La poesía de Carlos López Degregori no había tomado pie impreso en Chile sino por su inclusión en la antología Fuego abierto (Santiago: Lom Eds., 2008, realizada por Carmen Ollé) y la revista trinacional Mar con Soroche (La Paz: Ed. Intemperie, n.º 3, 2007, dirigida por el heroico Andrés Ajens), hasta donde sé; y es triste que ya no nos extrañe lo extraño de que una labor permanente en los planos de la creación literaria y el ensayo se nos haga tan lejana. En fin, todo acá se hace tan lejano; y por lo mismo esto nos puede ser propio -una poética que se fundamenta en distancias insalvables.
Distancia con el mundo, porque el registro en que López Degregori describe su crianza dentro y fuera del seno familiar, una educación afectiva hasta el dolor, es el de una formación en la extrañeza. Los objetos y seres vivos no tienen configuraciones que por sí mismas puedan tender la mano al hablante; dan la cara como amenazantes, ostentando su inquietante desafío como lo hace la Caja romana regalada, que no se puede abrir, y sólo permite mirar por el ojo marchito.
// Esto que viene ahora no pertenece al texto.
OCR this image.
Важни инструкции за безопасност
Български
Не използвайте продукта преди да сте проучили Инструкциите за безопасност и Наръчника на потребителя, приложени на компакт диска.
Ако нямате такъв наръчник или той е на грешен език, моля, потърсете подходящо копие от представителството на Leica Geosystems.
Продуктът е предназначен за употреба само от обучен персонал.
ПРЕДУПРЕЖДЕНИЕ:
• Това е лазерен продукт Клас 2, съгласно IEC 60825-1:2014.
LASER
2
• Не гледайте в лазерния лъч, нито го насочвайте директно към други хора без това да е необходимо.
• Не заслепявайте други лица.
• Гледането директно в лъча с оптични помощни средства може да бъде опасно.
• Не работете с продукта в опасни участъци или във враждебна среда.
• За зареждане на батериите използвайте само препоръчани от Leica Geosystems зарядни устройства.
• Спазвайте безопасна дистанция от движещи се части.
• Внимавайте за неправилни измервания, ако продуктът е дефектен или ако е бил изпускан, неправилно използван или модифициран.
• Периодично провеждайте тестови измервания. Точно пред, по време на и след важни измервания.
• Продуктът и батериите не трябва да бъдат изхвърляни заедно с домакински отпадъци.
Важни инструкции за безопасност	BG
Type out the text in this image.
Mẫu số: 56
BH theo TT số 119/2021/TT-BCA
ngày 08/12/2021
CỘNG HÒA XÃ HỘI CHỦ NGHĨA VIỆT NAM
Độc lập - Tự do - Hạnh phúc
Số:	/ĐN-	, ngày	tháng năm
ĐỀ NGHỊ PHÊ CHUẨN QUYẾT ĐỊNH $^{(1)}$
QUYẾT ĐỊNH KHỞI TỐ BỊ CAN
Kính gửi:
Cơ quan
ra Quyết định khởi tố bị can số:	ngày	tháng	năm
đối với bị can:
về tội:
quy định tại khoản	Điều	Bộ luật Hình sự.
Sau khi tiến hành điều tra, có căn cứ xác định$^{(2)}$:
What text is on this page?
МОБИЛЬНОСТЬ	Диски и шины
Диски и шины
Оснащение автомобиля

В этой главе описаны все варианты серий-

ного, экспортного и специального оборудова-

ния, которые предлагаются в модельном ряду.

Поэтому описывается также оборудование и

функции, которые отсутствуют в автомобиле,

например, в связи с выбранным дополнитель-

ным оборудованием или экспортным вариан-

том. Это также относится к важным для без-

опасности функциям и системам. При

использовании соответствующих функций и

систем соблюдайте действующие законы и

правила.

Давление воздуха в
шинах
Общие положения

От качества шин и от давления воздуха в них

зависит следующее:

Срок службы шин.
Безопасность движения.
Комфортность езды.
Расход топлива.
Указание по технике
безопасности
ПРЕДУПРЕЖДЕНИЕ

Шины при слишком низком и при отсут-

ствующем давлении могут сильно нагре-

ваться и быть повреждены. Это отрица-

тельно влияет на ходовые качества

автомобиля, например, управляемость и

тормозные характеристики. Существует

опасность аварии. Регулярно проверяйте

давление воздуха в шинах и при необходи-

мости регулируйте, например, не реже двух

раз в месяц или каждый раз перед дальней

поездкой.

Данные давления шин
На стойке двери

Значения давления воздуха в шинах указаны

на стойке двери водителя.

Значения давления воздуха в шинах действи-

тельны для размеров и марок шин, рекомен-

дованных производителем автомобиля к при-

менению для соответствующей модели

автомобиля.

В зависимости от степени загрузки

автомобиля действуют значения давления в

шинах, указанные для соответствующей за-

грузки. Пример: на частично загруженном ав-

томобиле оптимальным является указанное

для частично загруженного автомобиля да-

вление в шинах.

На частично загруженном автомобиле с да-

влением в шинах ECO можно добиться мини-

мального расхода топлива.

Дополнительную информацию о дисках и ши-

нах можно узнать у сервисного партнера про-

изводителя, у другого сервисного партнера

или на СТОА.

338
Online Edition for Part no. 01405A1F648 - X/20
Un mundo entero bajo ese signo permite solamente al creador entrar en un contacto fértil con él: la poesía es quien puede conocer la imperfección radical de lo creado.
El héroe de esta experiencia que es capaz de clausurar épicas y tragedias, es precisamente el demiurgo, cuyo conocimiento del mundo es crearlo. López Degregori -¿y hablo del autor del libro, del hablante, o acabo hablando de alguien más?- expresa así la voluntad de metamorfosis, en que la naturaleza, impregnada de la mirada transformadora poética, es una expresión secundaria: el trato entre el hombre y el mundo acaba siendo un trato entre mentirosos, la experiencia de un traspaso de secretos privilegiados que puede bien acabar en el trastorno general que el autor nos deja ver como a retazos. Saber no decir, indicar desde el fondo del escenario este acuerdo fundamental y profundo -¿y es que Cementerio de perros es solamente una anécdota?-, hace del poema el umbral posible para un Orden del mundo, heredero y parricida de los otros -los construidos desde la religión o las luces.
Se trata de secretos, de escondites como formas fundamentales de aparecerse al mundo, de tinieblas para casi-mostrar las imágenes a medias. La imagen del mundo que vemos a través de los poemas de Herida de mi herida es precisamente la de una metamorfosis ocurriendo, en el mismo trance, y los procesos de transformación acaban mostrando la costura de su plan: los seres están a medio camino entre la vida y la muerte, y su inminente caída bajo la violencia de los elementos es presentada a través de personajes que arden o aparentan desaparecer. Pero ya lo sabemos: este es un escenario, un espacio que es producto de una convención asumida, un acuerdo. Y ante esto, no podemos saber si algo realmente desaparece o sólo se fue a ocultar entre bastidores.
Y este hablante que vemos, este reflejo del autor, no puede sino ser un actor. Su doblez, su separación interna, es también puesta a la vista, como esos dos corazones abiertos; López Degregori sabe que la creación decidida de ese mundo aparte en el que hacer su juego, implica el quiebre íntimo de invertir ahí a su doble. El proceso, así, se hace doloroso, a un punto en que la medida de dolor es también la de lo significativo: no olvida indicarnos a cada paso las cicatrices que definen, en el fondo, su oficio, y que han hecho de este un humanismo paradojal, que puede bien tomar sus bases sobre la crueldad o el despojo, como forma de hacer justicia a algo que se revela más profundamente humano que el conocimiento o un bien que ya no se deja ver en esta nueva jerarquía de valores, en este nuevo mundo.